Specific products include eucalyptus flavored sweets, air fresheners, mouthwash and toothpaste, household disinfectants, in oil diffusers, as well as in in massage and beard oils. Our favorite use at the moment is a key component in an all-natural all-round surface spray that leaves surfaces sparkling clean and fragrant with the scent of eucalyptus.
What sustainability practices do you have in place on your land?
We have just achieved "organic in conversion" status on one of our properties, a 1 million tree estate at North Bodallin in the West Australian wheatbelt. In mid-2021 we expect to attain full Australian Certified Organic (USDA NOP) status on the property and will continue to manage the estate to meet all of the requirements of the Organic certification so as to produce organic eucalyptus oil from E. kochii and E. loxophleba ss lissophloia. We harvest all of our trees (owned and on 3rd party farms) with unique harvesting equipment and techniques so as to minimize damage to the lignotuber (mallee root) so that the tree can coppice and regrow in a repeatable cycle of harvest and reproduction for many years to come. This was the topic of one of my published papers for my PhD.

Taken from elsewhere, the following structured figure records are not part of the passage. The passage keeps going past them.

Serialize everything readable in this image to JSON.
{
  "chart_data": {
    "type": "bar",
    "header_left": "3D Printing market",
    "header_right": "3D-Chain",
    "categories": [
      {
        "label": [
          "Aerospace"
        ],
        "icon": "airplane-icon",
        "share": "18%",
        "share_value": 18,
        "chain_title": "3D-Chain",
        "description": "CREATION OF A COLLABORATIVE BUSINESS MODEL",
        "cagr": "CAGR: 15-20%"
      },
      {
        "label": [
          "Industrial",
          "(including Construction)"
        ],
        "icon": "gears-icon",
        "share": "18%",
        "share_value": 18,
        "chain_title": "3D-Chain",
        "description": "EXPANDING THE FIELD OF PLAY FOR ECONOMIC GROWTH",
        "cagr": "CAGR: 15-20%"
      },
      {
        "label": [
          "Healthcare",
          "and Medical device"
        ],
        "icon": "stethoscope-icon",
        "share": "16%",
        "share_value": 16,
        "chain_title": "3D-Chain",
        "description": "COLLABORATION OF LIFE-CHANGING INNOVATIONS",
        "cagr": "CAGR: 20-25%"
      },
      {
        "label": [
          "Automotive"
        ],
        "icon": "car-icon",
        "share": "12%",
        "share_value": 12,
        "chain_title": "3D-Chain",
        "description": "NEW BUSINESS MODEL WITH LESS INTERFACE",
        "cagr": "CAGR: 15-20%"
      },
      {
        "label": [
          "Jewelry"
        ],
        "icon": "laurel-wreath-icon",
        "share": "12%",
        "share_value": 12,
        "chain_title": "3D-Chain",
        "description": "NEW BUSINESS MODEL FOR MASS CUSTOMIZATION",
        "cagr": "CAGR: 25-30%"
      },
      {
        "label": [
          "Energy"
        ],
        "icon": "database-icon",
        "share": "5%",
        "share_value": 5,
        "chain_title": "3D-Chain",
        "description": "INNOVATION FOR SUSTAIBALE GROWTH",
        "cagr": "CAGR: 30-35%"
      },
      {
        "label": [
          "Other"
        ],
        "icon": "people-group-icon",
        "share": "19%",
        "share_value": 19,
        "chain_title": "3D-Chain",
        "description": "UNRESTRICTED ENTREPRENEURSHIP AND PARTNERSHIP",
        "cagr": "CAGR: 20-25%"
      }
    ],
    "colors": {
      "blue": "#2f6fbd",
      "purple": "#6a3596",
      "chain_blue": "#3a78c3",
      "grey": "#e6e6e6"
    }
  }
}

This cycle of harvest and regrowth, already evidenced by more than 100 years with Australian oil mallees, sequesters more carbon than would be the case if trees were left to mature over a 25 – 35 year cycle. We fire our boiler on waste biomass and we are installing a continuous pyrolysis plant to turn waste biomass into biochar, an almost pure form of carbon with a half-life in the range of 200 to more than 1000 years.
I am so excited to be part of the rebirth of the Australian Eucalyptus industry.